Ocorre que, no decorrer da
história, comprovou-se cabalmente que a neutralidade do Estado em
assuntos religiosos é não somente absurda como também impraticável.
Quando governos renegam a lei natural de Deus, assumindo o princípio da
maioria como juízo universal dos costumes, o Estado acaba por se
constituir em uma nova divindade. Isso aconteceu todas as vezes em que
as autoridades quiseram banir a religião do coração dos povos.
Não
por acaso essa confusão entre o que é de César e o que é de Deus foi
causa de perseguições aos cristãos desde o princípio, quando estes se
recusavam a prestar culto à pessoa do imperador. O cristianismo nunca
aceitou servir de plataforma para estratégias políticas. E por isso
mesmo viu-se constrangido por dezenas de autoridades, ao longo desses
dois mil anos de história, que desejavam instrumentalizá-lo em seus
programas de governo.
O Papa Pio XII, a fim de dirimir a inquietação suscitada pela Solenidade de Cristo Rei do Universo, esclareceu, em 1958, que a
"legítima e sadia laicidade do Estado" é "um dos princípios da doutrina católica"

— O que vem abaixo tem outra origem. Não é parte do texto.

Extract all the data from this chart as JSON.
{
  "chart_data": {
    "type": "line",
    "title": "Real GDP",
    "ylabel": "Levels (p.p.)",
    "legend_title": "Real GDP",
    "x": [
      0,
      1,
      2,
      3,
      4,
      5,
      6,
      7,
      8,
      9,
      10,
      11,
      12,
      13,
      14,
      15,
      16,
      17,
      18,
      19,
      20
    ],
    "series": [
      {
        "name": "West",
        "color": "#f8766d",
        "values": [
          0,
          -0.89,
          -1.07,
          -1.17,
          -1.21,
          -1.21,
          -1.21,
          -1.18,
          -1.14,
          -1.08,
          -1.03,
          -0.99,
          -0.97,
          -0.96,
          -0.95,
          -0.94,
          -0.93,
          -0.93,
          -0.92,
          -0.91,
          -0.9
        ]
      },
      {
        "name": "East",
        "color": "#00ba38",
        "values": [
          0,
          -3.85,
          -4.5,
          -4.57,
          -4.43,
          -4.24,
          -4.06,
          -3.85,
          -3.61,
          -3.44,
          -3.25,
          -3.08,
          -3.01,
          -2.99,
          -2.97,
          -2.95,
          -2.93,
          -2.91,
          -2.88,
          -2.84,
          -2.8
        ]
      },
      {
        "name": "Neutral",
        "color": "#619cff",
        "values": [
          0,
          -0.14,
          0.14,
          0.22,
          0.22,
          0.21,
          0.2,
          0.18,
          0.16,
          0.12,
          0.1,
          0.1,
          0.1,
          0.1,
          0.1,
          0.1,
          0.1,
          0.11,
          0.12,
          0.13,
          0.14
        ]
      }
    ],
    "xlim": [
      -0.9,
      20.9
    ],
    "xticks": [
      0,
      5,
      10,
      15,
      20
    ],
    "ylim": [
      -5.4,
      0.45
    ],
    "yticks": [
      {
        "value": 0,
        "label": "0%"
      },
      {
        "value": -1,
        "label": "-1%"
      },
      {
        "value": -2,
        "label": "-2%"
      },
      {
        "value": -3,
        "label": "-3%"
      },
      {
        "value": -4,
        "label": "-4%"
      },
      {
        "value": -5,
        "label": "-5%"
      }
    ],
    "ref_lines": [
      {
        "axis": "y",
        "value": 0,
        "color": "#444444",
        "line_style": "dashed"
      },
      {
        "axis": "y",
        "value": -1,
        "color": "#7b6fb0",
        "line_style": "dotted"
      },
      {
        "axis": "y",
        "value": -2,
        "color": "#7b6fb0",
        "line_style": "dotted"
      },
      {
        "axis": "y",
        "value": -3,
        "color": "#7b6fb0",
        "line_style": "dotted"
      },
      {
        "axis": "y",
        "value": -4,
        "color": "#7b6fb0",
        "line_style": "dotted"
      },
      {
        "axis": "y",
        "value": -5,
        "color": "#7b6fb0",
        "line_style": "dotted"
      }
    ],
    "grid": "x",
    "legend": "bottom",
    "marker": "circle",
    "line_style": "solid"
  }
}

e que, sendo assim, tributar a Cristo os seus direitos de realeza não
fere, de forma alguma, essa laicidade, já que o Estado não está isento
de suas obrigações para com Deus quando se trata da lei natural. Até porque a mistura entre o sagrado e o profano torna-se realidade justamente quando essas autoridades se afastam da Igreja.
A
Igreja procurou aprofundar esse ensinamento de Pio XII sobre a
"legítima e sadia laicidade do Estado" durante a confecção da
Constituição Pastoral
Gaudium et Spes, do Concílio Vaticano II.
Nela, os Padres Conciliares afirmam que "se por autonomia das
realidades terrenas se entende que as coisas criadas e as próprias
sociedades têm leis e valores próprios, que o homem irá gradualmente
descobrindo, utilizando e organizando, é perfeitamente legítimo exigir
tal autonomia". Porém, adverte o Concílio,
"se
com as palavras «autonomia das realidades temporais» se entende que as
criaturas não dependem de Deus e que o homem pode usar delas sem as
ordenar ao Criador, ninguém que acredite em Deus deixa de ver a
falsidade de tais assertos".
Refletindo sobre essas palavras do Concílio juntamente com um grupo de juristas italianos, Bento XVI ressaltou que
"compete
a todos os fiéis, de forma especial aos crentes em Cristo, contribuir
para elaborar um conceito de laicidade que, por um lado, reconheça a
Deus e à sua lei moral, a Cristo e à sua Igreja o lugar que lhes cabe na
vida humana individual e social e, por outro, afirme e respeite a
"legítima autonomia das realidades terrestres"
tal qual define o Magistério Conciliar. Reconhecer Cristo como Rei do
Universo, por conseguinte, é também a única maneira de assegurar a
autonomia da esfera pública, aplicando a máxima do "dar a César o que é
de César e a Deus o que é de Deus".
E no que consiste esse reinado
de Cristo sobre os povos? É o que vem nos recordar o Evangelho deste
domingo. Ao contrário dos governos que assumem o lugar de Deus, banindo a
religião da sociedade e constituindo-se em verdadeiros ditadores, a
realeza de Cristo se apresenta sob a forma de serviço. Ele reina do alto
da Cruz. Não subjuga a humanidade debaixo de sua coroa, mas a torna
livre pelo sacrifício no madeiro. O Reinado Social de Cristo consiste,
dessa maneira, na atitude do crucificado: dar-se inteiramente; amar até
as últimas consequências.
Que nesta Solenidade possamos olhar para Cristo e, a exemplo do bom ladrão, reconhecê-lo em sua realeza e dizer:
"Jesus, lembra-te de mim, quando entrares no teu reinado".